Monday, May 25, 2009

By george, I think he's got it!

A little over a month ago, I had a delightful conversation with an author, a new acquaintance (and, hopefully a friend) who mentioned one of his books and how he thought he might be uncovering some new ground with the book's concept. Then he looked at me and said, "You know, there really aren't any new ideas out there."

He's right. A while back I became enamoured of the concept of The Dance to describe how men and women are to relate, especially in marriage. I don't know why or how the image first occurred to me, but it began to grow in meaning and importance and I still love it. Of course, I'm not the only one. Now, in the last half of Thomas Howard's Chance or the Dance?, I continue to be amazed at how much I'd want to be underlining, marking and otherwise highlighting if this copy belonged to me and not the University of Denver's library (as an aside, isn't inter library loan a grand thing?). I shall have to get my own copy soon.

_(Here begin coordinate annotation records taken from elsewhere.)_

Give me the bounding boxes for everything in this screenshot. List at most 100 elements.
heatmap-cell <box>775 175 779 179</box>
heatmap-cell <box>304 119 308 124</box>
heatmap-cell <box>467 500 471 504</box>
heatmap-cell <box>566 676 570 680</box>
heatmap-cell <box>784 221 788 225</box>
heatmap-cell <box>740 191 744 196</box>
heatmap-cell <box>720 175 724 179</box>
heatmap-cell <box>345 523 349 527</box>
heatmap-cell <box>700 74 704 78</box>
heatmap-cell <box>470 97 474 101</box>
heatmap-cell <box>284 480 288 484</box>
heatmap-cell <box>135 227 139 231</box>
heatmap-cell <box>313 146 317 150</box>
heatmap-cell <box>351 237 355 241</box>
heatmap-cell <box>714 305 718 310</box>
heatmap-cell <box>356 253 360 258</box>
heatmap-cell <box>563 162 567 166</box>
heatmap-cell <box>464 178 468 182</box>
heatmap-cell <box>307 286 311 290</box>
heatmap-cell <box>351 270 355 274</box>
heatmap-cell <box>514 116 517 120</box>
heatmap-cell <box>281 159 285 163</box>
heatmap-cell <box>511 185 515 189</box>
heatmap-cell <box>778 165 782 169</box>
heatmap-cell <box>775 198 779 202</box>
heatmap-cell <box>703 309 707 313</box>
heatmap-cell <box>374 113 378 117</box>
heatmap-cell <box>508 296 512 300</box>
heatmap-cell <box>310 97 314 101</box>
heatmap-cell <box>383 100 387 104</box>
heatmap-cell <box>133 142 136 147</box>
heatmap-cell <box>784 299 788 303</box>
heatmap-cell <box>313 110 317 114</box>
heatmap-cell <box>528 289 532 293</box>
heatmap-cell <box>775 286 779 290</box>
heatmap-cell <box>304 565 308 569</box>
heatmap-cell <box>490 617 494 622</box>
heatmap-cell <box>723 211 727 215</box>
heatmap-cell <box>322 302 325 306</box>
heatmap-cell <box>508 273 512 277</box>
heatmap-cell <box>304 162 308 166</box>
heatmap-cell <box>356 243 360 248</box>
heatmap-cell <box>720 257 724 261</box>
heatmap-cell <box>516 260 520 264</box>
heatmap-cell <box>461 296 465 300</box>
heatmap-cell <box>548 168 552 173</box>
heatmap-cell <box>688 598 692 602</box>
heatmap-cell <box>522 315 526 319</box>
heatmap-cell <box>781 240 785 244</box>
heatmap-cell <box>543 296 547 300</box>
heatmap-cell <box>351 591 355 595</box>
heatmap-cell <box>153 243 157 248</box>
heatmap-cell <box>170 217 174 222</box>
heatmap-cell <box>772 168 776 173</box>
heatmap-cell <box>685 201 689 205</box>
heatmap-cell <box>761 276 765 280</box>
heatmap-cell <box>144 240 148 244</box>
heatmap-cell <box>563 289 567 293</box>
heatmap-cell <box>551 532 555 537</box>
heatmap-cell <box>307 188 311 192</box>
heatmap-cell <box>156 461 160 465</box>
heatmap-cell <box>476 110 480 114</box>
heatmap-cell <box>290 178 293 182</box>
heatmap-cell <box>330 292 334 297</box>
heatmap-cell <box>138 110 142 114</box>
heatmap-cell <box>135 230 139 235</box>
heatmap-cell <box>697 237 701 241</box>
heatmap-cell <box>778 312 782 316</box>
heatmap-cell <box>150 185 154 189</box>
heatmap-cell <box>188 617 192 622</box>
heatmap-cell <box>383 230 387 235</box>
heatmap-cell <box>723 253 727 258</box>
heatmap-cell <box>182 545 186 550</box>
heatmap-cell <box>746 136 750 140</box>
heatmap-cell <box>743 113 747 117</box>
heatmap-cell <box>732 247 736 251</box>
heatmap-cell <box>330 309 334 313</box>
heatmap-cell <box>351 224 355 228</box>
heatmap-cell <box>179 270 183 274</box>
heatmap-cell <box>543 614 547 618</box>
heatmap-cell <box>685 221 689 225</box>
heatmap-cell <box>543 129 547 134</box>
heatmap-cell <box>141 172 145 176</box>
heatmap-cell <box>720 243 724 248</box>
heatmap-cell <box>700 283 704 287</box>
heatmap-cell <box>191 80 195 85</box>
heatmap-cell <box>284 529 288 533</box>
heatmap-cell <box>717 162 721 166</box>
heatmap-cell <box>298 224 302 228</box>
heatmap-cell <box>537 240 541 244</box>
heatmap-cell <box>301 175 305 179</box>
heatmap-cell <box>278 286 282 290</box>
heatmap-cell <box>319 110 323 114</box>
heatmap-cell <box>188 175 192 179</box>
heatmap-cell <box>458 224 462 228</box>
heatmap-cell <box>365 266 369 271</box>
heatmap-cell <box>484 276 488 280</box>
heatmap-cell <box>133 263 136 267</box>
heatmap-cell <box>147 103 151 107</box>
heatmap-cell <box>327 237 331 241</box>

Here is a passage I found particularly startling because it voices, in pitch-perfect fashion, what our nouveau sages (aka Egalitarians) think and often say about women of a more, ahem, traditional bent:

"We would all rather not be forced into fealty. And, under the new myth, fealty itself is a grating idea that drags up specters either of sycophantic courtiers bobbing about the throne, or of humpbacked clouts flogged into animal servitude by draconian overseers. It is natural that, with the disappearance of divine sanctions for authority, the notion of authority itself should come under surveillance, since the question of an origin for authority is thrown open. It was possible for a while, of course, to supplant the god with the idea of tradition, or history or consensus, as sources of authority, but the very nature of the new myth, since it arises from the notion of autonomy, is to tend toward the idea of autonomy in all regions. . .The gods are certainly dead -- that part at least is settled; and tradition is a gorgon that must be slain; and history has been so botched that it must be begun anew by a generation that has been delivered from the sins and mistakes of its fathers; and consensus is only bourgeois tergiversation for power politics."